I scored a dreamy, old, dog-eared, and fragile-faded-pages first edition copy of the book for under $2 online. There's romance in well worn used books, especially library gems with those manila pocket inserts into which hand-stamped due date cards sit frozen in pre-Kindle era time.
It's the finest winter mindfulness reading investment I've made in years.
Few writers in my lifetime rise to the Thoreau-like heights of Dillard when it comes to chronicling the value of undistracted observation. The art of being curious and attentive to what's happening, while it's happening.
With 2017 in our rearview mirror, more than a few of us find ourselves back in the unwelcome terrain of feeling crushed by alarming headlines while jostling around figuring out how to take it in.

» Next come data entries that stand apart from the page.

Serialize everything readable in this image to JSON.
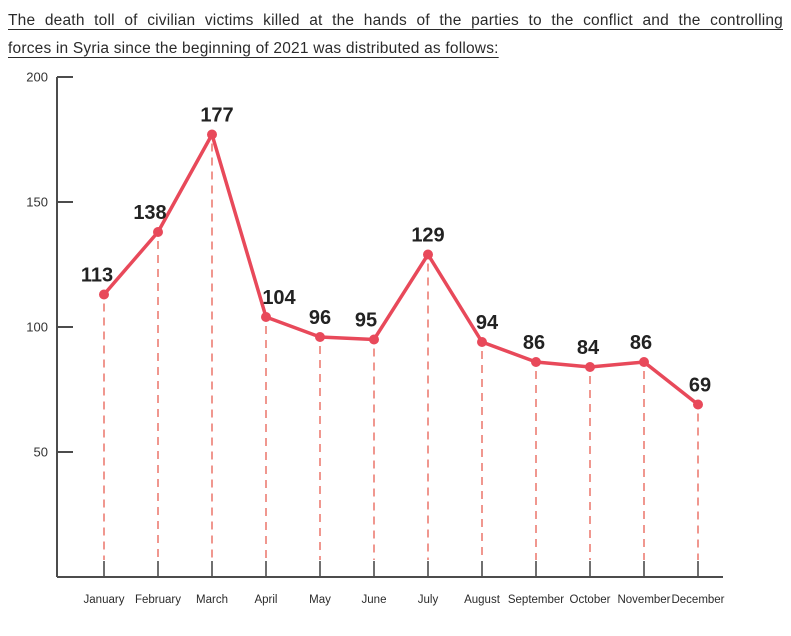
{
  "title": {
    "lines": [
      "The death toll of civilian victims killed at the hands of the parties to the conflict and the controlling",
      "forces in Syria since the beginning of 2021 was distributed as follows:"
    ]
  },
  "chart_data": {
    "type": "line",
    "title": "The death toll of civilian victims killed at the hands of the parties to the conflict and the controlling forces in Syria since the beginning of 2021 was distributed as follows:",
    "categories": [
      "January",
      "February",
      "March",
      "April",
      "May",
      "June",
      "July",
      "August",
      "September",
      "October",
      "November",
      "December"
    ],
    "values": [
      113,
      138,
      177,
      104,
      96,
      95,
      129,
      94,
      86,
      84,
      86,
      69
    ],
    "xlabel": "",
    "ylabel": "",
    "ylim": [
      0,
      200
    ],
    "yticks": [
      50,
      100,
      150,
      200
    ],
    "grid": false,
    "legend": false,
    "marker": "circle",
    "drop_lines": "dashed"
  },
  "theme": {
    "line_color": "#e8495a",
    "marker_color": "#e8495a",
    "drop_line_color": "#f0978f",
    "axis_color": "#4c4c4c",
    "value_label_color": "#222222",
    "tick_label_color": "#333333",
    "title_color": "#2b2b2b",
    "background": "#ffffff"
  }
}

Is there a way to stay responsibly informed and take appropriate action without sacrificing full custody of our nervous systems?
Dillard's chronicle of a full year of close observation of a small Virginia waterway overflows with clues.
When we cultivate the skill of awe, every moment is an opportunity to refresh our experience of grace. We make more intelligent decisions from that headspace. Take a look out your window right now. That particular swatch of color with that angle and quality of light won't come around again.
The least you can try and do is be there for it.
We'd do well to devote at least a fraction of the time and energy we put into scrolling media feeds into present moment acknowledgment of the non-virtual landscape.